Karlheinz Meier (* 1955) received his PhD in physics in 1984 from Hamburg University in Germany. He has more than 25 years of experience in experimental particle physics with contributions to 4 major experiments at particle colliders at DESY in Hamburg and CERN in Geneva. After fellowships and scientific staff positions at CERN and DESY he was appointed full professor of physics at Heidelberg University in 1992. In Heidelberg he co-founded the Kirchhoff-Institute for Physics and a laboratory for the development of microelectronic circuits for science experiments. For the ATLAS experiment at the Large Hadron Collider (LHC) he led a 10-year effort to design and build a large-scale electronic data processing system providing on-the-fly data reduction by 3 orders of magnitude enabling among other achievements the discovery of the Higgs Boson in 2012. In particle physics he took a leading international role in shaping the future of the field as president of the European Committee for Future Accelerators (ECFA).
Around 2005 he gradually shifted his scientific interests towards large-scale electronic implementations of brain-inspired computer architectures.
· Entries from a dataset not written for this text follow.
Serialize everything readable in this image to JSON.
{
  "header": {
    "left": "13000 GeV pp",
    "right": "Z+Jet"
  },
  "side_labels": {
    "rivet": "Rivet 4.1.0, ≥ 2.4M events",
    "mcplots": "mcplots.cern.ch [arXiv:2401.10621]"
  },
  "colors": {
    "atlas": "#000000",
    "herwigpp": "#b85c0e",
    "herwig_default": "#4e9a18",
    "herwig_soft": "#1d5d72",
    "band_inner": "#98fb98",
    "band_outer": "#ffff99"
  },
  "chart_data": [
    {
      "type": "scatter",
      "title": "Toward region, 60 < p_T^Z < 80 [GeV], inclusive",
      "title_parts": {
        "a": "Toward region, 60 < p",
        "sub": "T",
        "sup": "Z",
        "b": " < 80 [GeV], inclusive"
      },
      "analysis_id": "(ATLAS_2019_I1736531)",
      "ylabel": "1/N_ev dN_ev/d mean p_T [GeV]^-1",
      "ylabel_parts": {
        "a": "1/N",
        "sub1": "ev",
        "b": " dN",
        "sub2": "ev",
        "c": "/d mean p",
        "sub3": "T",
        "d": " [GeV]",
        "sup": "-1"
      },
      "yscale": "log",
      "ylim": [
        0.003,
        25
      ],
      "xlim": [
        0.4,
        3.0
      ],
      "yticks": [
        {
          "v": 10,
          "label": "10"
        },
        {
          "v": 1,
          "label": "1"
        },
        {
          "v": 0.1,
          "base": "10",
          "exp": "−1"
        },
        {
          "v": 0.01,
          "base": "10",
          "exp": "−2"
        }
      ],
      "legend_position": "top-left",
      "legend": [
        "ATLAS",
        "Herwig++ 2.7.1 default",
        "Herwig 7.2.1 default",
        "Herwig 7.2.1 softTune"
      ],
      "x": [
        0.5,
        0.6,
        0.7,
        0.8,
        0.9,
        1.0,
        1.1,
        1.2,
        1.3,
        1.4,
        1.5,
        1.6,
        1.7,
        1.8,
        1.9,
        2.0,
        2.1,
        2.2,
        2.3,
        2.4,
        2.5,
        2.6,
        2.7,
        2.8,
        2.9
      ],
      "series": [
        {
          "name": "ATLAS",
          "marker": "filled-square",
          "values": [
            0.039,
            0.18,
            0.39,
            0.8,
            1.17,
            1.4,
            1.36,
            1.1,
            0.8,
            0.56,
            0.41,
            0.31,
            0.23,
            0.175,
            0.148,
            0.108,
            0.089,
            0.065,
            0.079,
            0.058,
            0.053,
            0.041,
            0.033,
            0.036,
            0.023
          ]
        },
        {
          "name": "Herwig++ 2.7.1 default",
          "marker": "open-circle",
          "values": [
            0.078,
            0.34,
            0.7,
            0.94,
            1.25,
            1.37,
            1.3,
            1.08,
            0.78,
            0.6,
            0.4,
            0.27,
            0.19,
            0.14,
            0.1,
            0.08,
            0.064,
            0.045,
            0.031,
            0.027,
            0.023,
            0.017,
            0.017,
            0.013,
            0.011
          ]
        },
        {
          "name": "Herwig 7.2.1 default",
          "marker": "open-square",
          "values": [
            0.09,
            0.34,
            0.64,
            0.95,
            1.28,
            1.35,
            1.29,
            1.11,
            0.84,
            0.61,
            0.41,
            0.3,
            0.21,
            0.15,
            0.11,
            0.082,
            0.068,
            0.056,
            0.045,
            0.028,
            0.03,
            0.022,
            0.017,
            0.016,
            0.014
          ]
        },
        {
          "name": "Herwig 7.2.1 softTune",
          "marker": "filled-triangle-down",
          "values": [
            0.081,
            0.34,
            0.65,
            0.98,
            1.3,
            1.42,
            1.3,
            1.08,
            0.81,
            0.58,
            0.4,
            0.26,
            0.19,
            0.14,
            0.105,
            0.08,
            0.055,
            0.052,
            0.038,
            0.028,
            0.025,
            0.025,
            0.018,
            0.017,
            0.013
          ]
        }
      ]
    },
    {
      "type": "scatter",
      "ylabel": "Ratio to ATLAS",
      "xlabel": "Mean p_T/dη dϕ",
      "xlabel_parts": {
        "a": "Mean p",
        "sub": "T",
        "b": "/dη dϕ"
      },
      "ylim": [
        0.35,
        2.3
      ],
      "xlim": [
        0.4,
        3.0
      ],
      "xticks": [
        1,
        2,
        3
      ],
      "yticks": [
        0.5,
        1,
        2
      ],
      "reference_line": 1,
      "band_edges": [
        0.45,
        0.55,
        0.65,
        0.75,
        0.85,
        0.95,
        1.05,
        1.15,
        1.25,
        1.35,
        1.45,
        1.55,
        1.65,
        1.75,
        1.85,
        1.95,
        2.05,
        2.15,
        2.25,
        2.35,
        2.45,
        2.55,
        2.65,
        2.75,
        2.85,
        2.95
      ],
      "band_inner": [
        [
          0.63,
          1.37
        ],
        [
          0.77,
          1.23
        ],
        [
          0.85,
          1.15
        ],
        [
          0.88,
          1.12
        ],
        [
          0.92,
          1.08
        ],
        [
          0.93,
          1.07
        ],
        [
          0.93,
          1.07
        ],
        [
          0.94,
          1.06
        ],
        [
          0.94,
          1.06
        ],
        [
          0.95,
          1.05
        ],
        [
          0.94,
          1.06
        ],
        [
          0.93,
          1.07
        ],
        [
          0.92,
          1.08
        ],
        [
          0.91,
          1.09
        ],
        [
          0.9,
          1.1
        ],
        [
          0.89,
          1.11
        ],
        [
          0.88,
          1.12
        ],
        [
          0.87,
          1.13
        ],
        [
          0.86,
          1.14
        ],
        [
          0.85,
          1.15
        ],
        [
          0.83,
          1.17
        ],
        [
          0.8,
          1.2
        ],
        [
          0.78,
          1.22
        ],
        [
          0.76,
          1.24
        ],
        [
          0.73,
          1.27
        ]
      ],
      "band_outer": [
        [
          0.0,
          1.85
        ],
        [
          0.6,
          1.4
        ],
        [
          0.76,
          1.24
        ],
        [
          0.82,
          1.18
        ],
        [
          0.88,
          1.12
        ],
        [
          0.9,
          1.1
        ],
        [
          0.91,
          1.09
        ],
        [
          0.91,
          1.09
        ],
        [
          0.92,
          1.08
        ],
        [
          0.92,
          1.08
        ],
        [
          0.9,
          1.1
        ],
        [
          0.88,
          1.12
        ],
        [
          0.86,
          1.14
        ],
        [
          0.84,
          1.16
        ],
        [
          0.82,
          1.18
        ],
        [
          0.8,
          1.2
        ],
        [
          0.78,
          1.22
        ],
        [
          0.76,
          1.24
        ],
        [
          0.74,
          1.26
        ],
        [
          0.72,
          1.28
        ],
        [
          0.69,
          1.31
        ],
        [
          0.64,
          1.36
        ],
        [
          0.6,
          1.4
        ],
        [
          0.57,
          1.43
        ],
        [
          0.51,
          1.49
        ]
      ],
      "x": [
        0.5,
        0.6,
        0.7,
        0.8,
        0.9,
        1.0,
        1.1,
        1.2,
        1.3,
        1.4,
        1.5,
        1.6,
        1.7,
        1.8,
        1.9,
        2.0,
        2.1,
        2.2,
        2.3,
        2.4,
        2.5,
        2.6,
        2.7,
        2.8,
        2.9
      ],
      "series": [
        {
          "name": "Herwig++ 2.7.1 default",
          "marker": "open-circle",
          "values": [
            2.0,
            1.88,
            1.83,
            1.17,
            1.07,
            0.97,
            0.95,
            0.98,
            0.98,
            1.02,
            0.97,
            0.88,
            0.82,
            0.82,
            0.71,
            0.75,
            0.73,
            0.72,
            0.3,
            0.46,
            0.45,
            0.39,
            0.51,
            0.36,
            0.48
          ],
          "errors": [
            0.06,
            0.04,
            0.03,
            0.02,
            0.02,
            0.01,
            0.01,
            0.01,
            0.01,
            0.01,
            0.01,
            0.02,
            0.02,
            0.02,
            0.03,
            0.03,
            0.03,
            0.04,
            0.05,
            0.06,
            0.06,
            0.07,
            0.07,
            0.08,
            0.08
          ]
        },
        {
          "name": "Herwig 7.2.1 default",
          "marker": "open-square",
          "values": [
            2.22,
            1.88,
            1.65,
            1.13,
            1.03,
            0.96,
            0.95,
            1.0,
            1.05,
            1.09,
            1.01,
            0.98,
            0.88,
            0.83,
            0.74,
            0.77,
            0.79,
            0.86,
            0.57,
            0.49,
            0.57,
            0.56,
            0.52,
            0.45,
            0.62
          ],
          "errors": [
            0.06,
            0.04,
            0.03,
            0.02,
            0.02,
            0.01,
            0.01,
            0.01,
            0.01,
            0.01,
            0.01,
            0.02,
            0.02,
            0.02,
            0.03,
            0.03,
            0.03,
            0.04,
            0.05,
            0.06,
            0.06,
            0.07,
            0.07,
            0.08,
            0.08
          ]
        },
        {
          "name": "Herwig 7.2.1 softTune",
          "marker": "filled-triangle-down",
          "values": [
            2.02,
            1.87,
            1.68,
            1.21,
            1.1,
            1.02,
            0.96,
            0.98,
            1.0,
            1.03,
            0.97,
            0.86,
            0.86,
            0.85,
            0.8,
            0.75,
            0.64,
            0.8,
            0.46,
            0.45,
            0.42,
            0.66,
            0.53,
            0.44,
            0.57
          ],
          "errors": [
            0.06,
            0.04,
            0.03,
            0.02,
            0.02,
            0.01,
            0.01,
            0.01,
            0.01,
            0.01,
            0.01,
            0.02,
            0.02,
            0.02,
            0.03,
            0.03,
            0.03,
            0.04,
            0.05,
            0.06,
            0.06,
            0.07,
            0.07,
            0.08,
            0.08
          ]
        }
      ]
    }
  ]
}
His group pioneered several innovations in the field like the conception of a platform-independent description language for neural circuits (PyNN), time-compressed mixed-signal neuromorphic computing systems and wafer-scale integration for their implementation. He led 2 major European initiatives, FACETS and BrainScaleS, that both demonstrated the rewarding Interdisciplinary collaboration of neuroscience and information science. In 2009 he was one of the initiators of the European Human Brain Project (HBP) that was approved in 2013. In the HBP he leads the subproject on neuromorphic computing with the goal of establishing brain-inspired computing paradigms as research tools for neuroscience and generic hardware systems for cognitive computing, a new way of processing and interpreting the spatio-temporal structure of large data volumes. In the HBP he is a member of the project directorate and vice-chair of the science and infrastructure board.
Karlheinz Meier engages in public dissemination of science. His YouTube channel with physics movies has received more than a Million hits and he delivers regular lectures to the public about his research and general science topics.